The council estimates that when a property in the area is subdivided, as much as 40 per cent of the redeveloped lot is devoted to driveways, leaving no space for new trees.

Maroondah Mayor Kylie Spears said the pilot project – called Greening the Greyfields – targets middle and outer suburban neighbourhoods where homes were ageing, but land values remained high, making them ripe for redevelopment.

The laws encourage greater housing density by allowing taller buildings to be built on larger lots where increased space has been created for greenery, walking and cycling. “Through land amalgamation, precincts can be formed to allow for improved residential development outcomes,” Spears said.

It is the first time the concept has been introduced to a planning scheme in Australia. The Ringwood precinct was chosen because it is within easy walking distance to the suburb’s commercial heart and train station.

Analysis projects the number of homes in the precinct will grow 72 per cent between 2020 and 2035, from 290 to 500 units.

The Croydon South precinct was chosen because it is quintessentially suburban, Glackin said. “Most Australian suburbs are actually really conservative, so we thought, if it works there, it will work everywhere.”

But Spears conceded that, one year after the scheme’s gazettal, no property owners in the two precincts had yet taken the opportunity to amalgamate their housing lots.“There are currently no housing proposals under way with this approach,” she said.

The council is still speaking with property developers, industry representatives and landowners to encourage uptake, Spears said.

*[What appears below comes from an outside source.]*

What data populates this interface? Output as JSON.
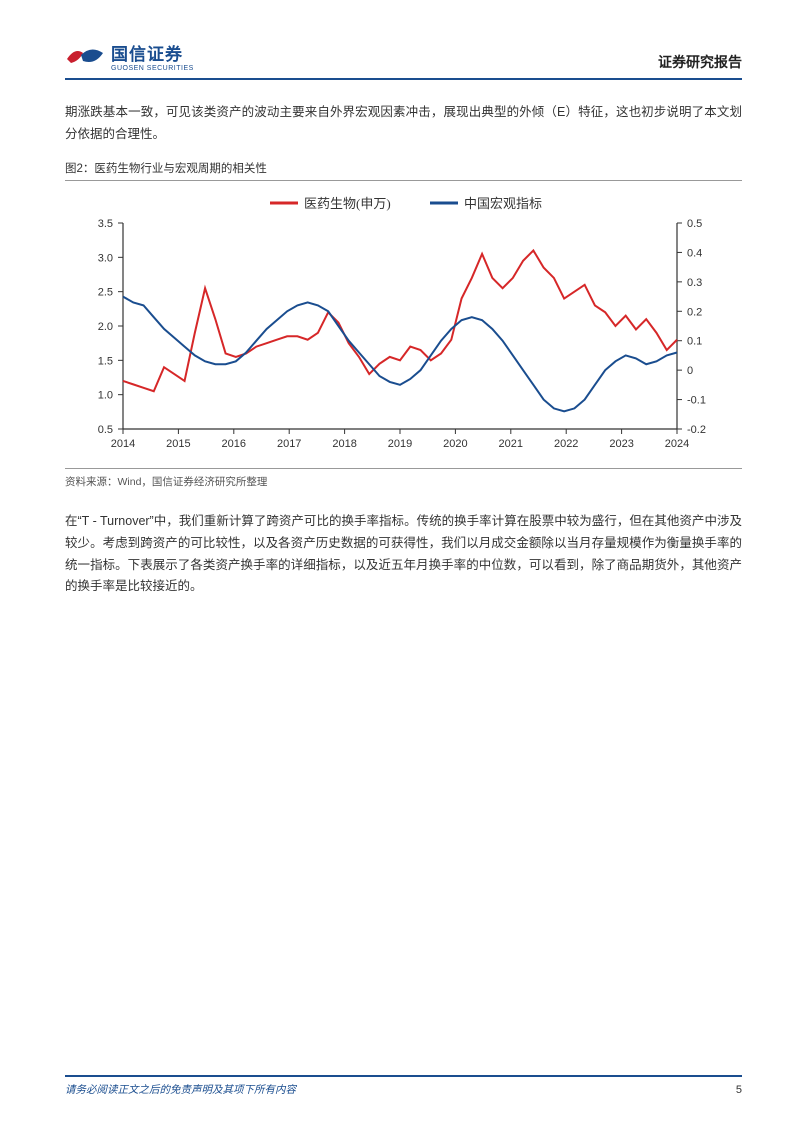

Janet Franklin lives in the Ringwood precinct and said she would consider amalgamating her lot with neighbours if there was “a good financial offer”.

“But I can’t see it working too well, because so many of the blocks on this street have already been developed into dual occupancy,” she said.

Long-time Croydon resident Liz Sanzaro has witnessed the suburb’s evolution, as modest-sized family homes built on quarter-acre blocks were demolished and replaced by up to four units on the same site. Large trees that had stood in backyards for generations were cleared.

Sanzaro, the president of the Croydon Conservation Society, said there was merit in the concept but convincing landowners to work together was tricky.

“For this to actually happen, you’ve got to get a number of landowners to collectively sell at the same time, to put together four, six or eight lots, remove all the fences, all the dwellings and look at a way to re-accommodate twice the population it already had,” she said.